2021: Breaches and Ransomware Off to Scary Start
Despite daily reminders from any tech news source, there remains a hesitancy to invest in information security at every business level. Whether it is the reluctance to retain an outside security firm or invest in necessary equipment, personnel, or software, refusals to invest in cybersecurity and information assurance will result in long-term deficits. For any reader requiring fodder for a board, supervisor, Chief Financial Officer, or any other bean counter as to why investments in security should be mandatory, not discretionary, review these fresh 2021 attacks:
1. Jones Day is a mega law firm. According to Am Law, it is the 10th largest law firm in the USA. Its clients include “blue-chips” like Google, Walmart, and McDonalds. It also represents former President Donald J. Trump. On February 3, 2021, the Clop ransomware group claims that it notified Jones Day that it stole privileged client information directly from the Jones Day servers. Jones Day claims that it was part of a third-party vendor breach, namely a file sharing service called Accellion, which also affected Goodwin Procter LLP (another mega law firm). Regardless of the source of the breach (why would Clop lie?), Clop posted snippets of Jones Day data on the dark web to prove its position. Jones Day is investigating the breach and will undoubtedly end up in litigation. If Accellion is the determined to be source and this is ultimately a supply-chain vulnerability issue, Jones Day and other Accellion clients will have to answer questions about whether they properly vetted Accellion as a vendor, especially given its history with security vulnerabilities.

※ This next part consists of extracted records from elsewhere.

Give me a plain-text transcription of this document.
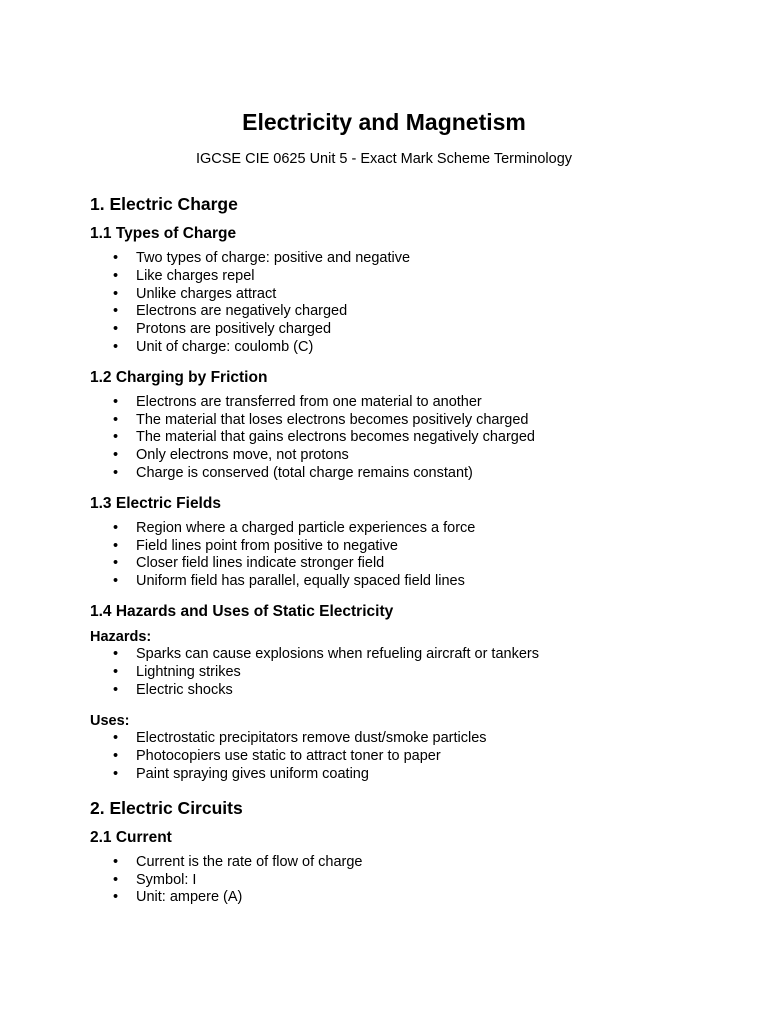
Electricity and Magnetism

IGCSE CIE 0625 Unit 5 - Exact Mark Scheme Terminology

1. Electric Charge
1.1 Types of Charge
• Two types of charge: positive and negative
• Like charges repel
• Unlike charges attract
• Electrons are negatively charged
• Protons are positively charged
• Unit of charge: coulomb (C)
1.2 Charging by Friction
• Electrons are transferred from one material to another
• The material that loses electrons becomes positively charged
• The material that gains electrons becomes negatively charged
• Only electrons move, not protons
• Charge is conserved (total charge remains constant)
1.3 Electric Fields
• Region where a charged particle experiences a force
• Field lines point from positive to negative
• Closer field lines indicate stronger field
• Uniform field has parallel, equally spaced field lines
1.4 Hazards and Uses of Static Electricity

Hazards:

• Sparks can cause explosions when refueling aircraft or tankers
• Lightning strikes
• Electric shocks

Uses:

• Electrostatic precipitators remove dust/smoke particles
• Photocopiers use static to attract toner to paper
• Paint spraying gives uniform coating
2. Electric Circuits
2.1 Current
• Current is the rate of flow of charge
• Symbol: I
• Unit: ampere (A)
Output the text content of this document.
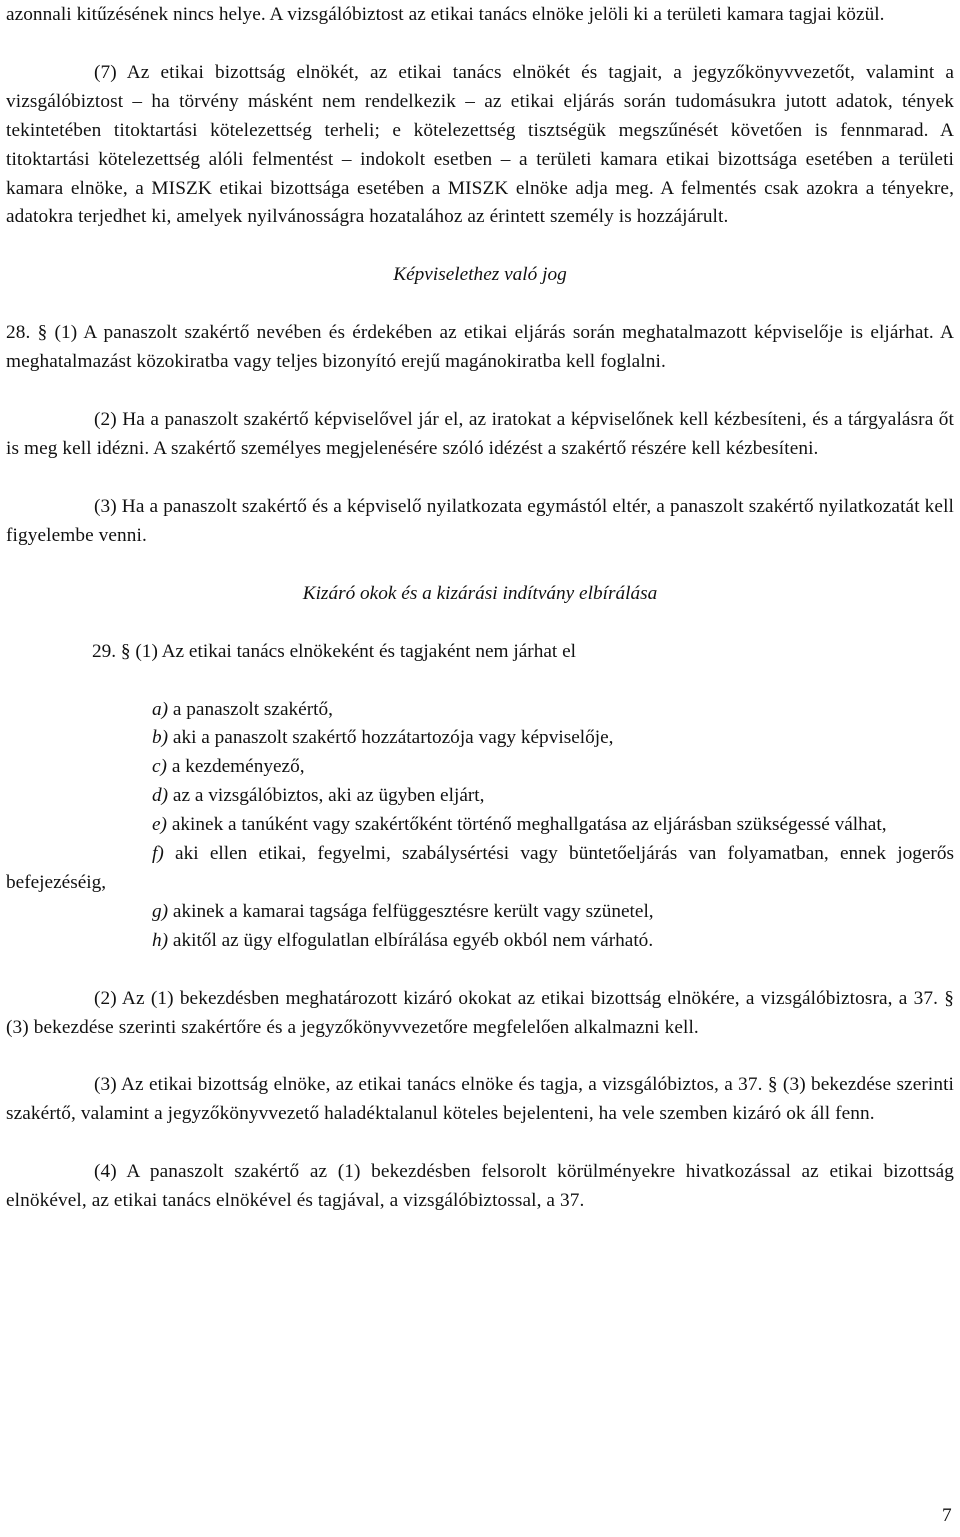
azonnali kitűzésének nincs helye. A vizsgálóbiztost az etikai tanács elnöke jelöli ki a területi kamara tagjai közül.

(7) Az etikai bizottság elnökét, az etikai tanács elnökét és tagjait, a jegyzőkönyvvezetőt, valamint a vizsgálóbiztost – ha törvény másként nem rendelkezik – az etikai eljárás során tudomásukra jutott adatok, tények tekintetében titoktartási kötelezettség terheli; e kötelezettség tisztségük megszűnését követően is fennmarad. A titoktartási kötelezettség alóli felmentést – indokolt esetben – a területi kamara etikai bizottsága esetében a területi kamara elnöke, a MISZK etikai bizottsága esetében a MISZK elnöke adja meg. A felmentés csak azokra a tényekre, adatokra terjedhet ki, amelyek nyilvánosságra hozatalához az érintett személy is hozzájárult.

Képviselethez való jog

28. § (1) A panaszolt szakértő nevében és érdekében az etikai eljárás során meghatalmazott képviselője is eljárhat. A meghatalmazást közokiratba vagy teljes bizonyító erejű magánokiratba kell foglalni.

(2) Ha a panaszolt szakértő képviselővel jár el, az iratokat a képviselőnek kell kézbesíteni, és a tárgyalásra őt is meg kell idézni. A szakértő személyes megjelenésére szóló idézést a szakértő részére kell kézbesíteni.

(3) Ha a panaszolt szakértő és a képviselő nyilatkozata egymástól eltér, a panaszolt szakértő nyilatkozatát kell figyelembe venni.

Kizáró okok és a kizárási indítvány elbírálása

29. § (1) Az etikai tanács elnökeként és tagjaként nem járhat el

a) a panaszolt szakértő,

b) aki a panaszolt szakértő hozzátartozója vagy képviselője,

c) a kezdeményező,

d) az a vizsgálóbiztos, aki az ügyben eljárt,

e) akinek a tanúként vagy szakértőként történő meghallgatása az eljárásban szükségessé válhat,

f) aki ellen etikai, fegyelmi, szabálysértési vagy büntetőeljárás van folyamatban, ennek jogerős befejezéséig,

g) akinek a kamarai tagsága felfüggesztésre került vagy szünetel,

h) akitől az ügy elfogulatlan elbírálása egyéb okból nem várható.

(2) Az (1) bekezdésben meghatározott kizáró okokat az etikai bizottság elnökére, a vizsgálóbiztosra, a 37. § (3) bekezdése szerinti szakértőre és a jegyzőkönyvvezetőre megfelelően alkalmazni kell.

(3) Az etikai bizottság elnöke, az etikai tanács elnöke és tagja, a vizsgálóbiztos, a 37. § (3) bekezdése szerinti szakértő, valamint a jegyzőkönyvvezető haladéktalanul köteles bejelenteni, ha vele szemben kizáró ok áll fenn.

(4) A panaszolt szakértő az (1) bekezdésben felsorolt körülményekre hivatkozással az etikai bizottság elnökével, az etikai tanács elnökével és tagjával, a vizsgálóbiztossal, a 37.

7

2. On February 13, 2021, Kia Motors received a $20 Million price-tag from the DoppelPaymer ransomware gang, with the threat that delayed payment will result in an increase in ransom to $30 Million. In exchange for such substantial sums, Kia will receive the encryption key that will unlock its IT and information infrastructure, which is otherwise frozen. In addition to halting critical IT operations, DoppelPaymer engages in what is known as “double extortion” by threatening to post Kia’s most sensitive stolen data on the dark web as additional leverage. Kia has not yet released how the ransomware infiltrated its system. However, such attacks most often occur through phishing campaigns in emails, where an untrained user with sufficient network credentials clicks on a malicious link.
3. On February 9, 2021, T-Mobile sent data breach notices to affected customers of “SIM swapping,” in which cyber criminals use social engineering to steal SIM card credentials for T-Mobile users. The SIM card credentials give the criminal access to the user’s phone number, messages, and calls, allowing them to bypass multi-factor authentication to access various types of user accounts. The criminals can then access the user’s banking and social media accounts and the FBI recently released guidance on SIM swap defenses. According to T-Mobile, which counts this event as its fifth data breach in four years, "T-Mobile identified this activity—terminated the unauthorized access and implemented measures to protect against reoccurrence."
In addition to the major targets hit above, California’s Department of Motor Vehicles announced on February 18, 2021 that it was likely breached through a supply-chain vulnerability. California used the Seattle-based Automatic Funds Transfer Services (AFTS) to verify certain record changes against the national database for the last 20 months; AFTS was victimized by an unspecified strain of ransomware earlier in February 2021. And, supermarket chain, Kroger, was also a victim of the Accellion hack by the Clop Ransomware gang, learning of the breach on January 23, 2021 and immediately discontinued Accellion services. Kroger confirmed that human resources data and pharmacy records were affected by the breach. Thus, Kroger will likely now have to self-report to DHHS.